While not explicitly stated, Akalabeth is often considered the first game of the Ultima series, a very popular and influential series of early role-playing video games.

==Release==
Most sources, including Garriott and Origin Systems, say that Akalabeth was created in the summer of 1979 after he graduated from high school, and sold that year in Ziploc bags. Maher believes that Garriott did not begin selling Akalabeth until the summer of 1980, after his first year of college. California Pacific widely released the game in 1980 with a 1980 copyright date, and Akalabeth first appeared on the Softalk top 30 list for the month of October 1980.

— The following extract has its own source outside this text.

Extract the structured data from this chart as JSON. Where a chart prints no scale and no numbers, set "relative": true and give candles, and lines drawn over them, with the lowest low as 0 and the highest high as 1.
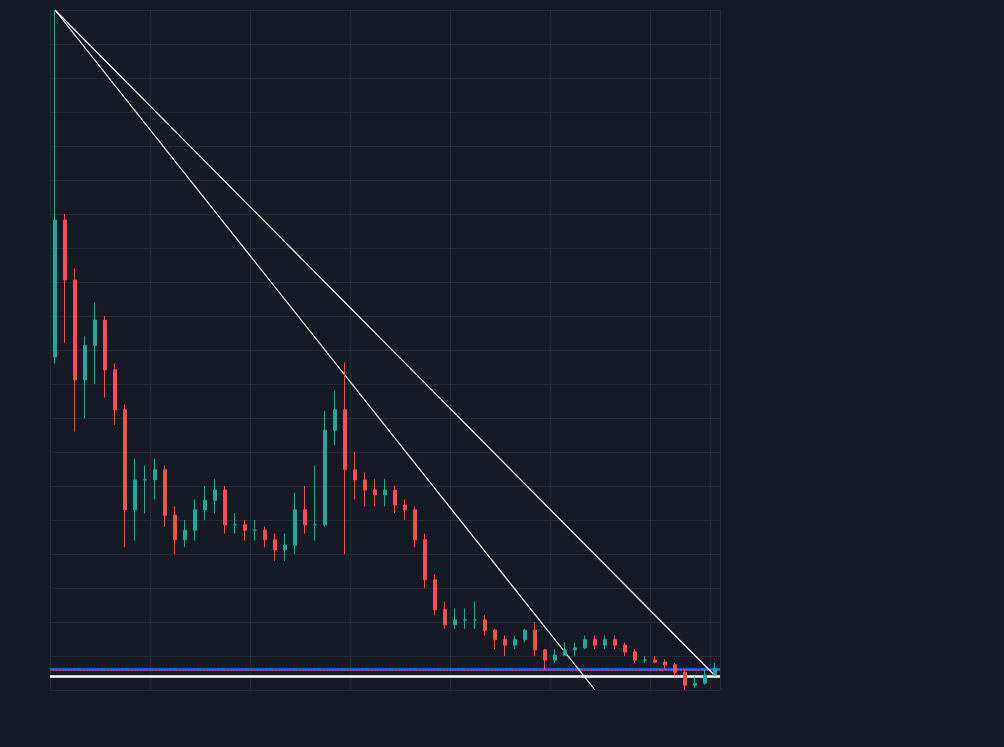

Akalabeth was written in Applesoft BASIC, allowing users to modify the source code. For example, the game's magic amulet, which occasionally did unpredictable things like turn a player into a high-powered Lizard Man, or a weak Toad, could be set for "Lizard Man" with every use, progressively increasing the player's strength to the point of virtual indestructibility. One could also set the player's statistics (normally randomly generated and fairly weak to start) to any level desired. Also later Origin Systems offered the source code on their FTP servers.

Akalabeth is included in the 1998 Ultima Collection where it officially picked up the nickname Ultima 0. The version, programmed for free by Corey Roth, an Ultima fan, in the Collection added CGA colors and MIDI. It runs on MS-DOS compatible operating systems, making it the first official port of the game to any system other than the Apple II.

==Reception==
According to Richard Garriott, Akalabeth sold roughly 30,000 units. As he earned $5 per copy, these sales totaled $150,000 in revenue, which Garriott called "not a bad return for a hundred hours of work by a high school kid".

Steve Jackson reviewed Akalabeth in The Space Gamer No. 36. Jackson commented that "On the whole, I recommend Akalabeth highly. The graphics are better than I've seen on any similar game; the program is varied and fairly logical. And it's fun".

The game was reviewed in 1982 in The Dragon #65 by Bruce Humphrey. Humphrey concluded that "Akalabeth is a poor cousin in relation to Wizardry and some of the other recent role-playing computer games". Scorpia of Computer Gaming World, a fan of Ultima, agreed in 1991 and 1993: "Bluntly, it wasn't all that terrific." She did, however, note that the game was the first to offer 3-D perspective dungeon graphics.

Copies of the original Akalabeth are much rarer than those of other games that sold fewer than 30,000 copies. Jimmy Maher from the Digital Antiquarian homepage believes that Garriott is mistaken on the figure, as the game only appeared near the bottom of the Softalks monthly list of the top 30 best-selling Apple II programs twice before being discontinued in 1982; by contrast Sierra On-Line's The Wizard and the Princess, which often appeared near the top of the list, sold 25,000 copies by mid-1982. Given California Pacific's high royalty rates, he suggests that 10,000 copies might have been enough for Garriott to earn $150,000.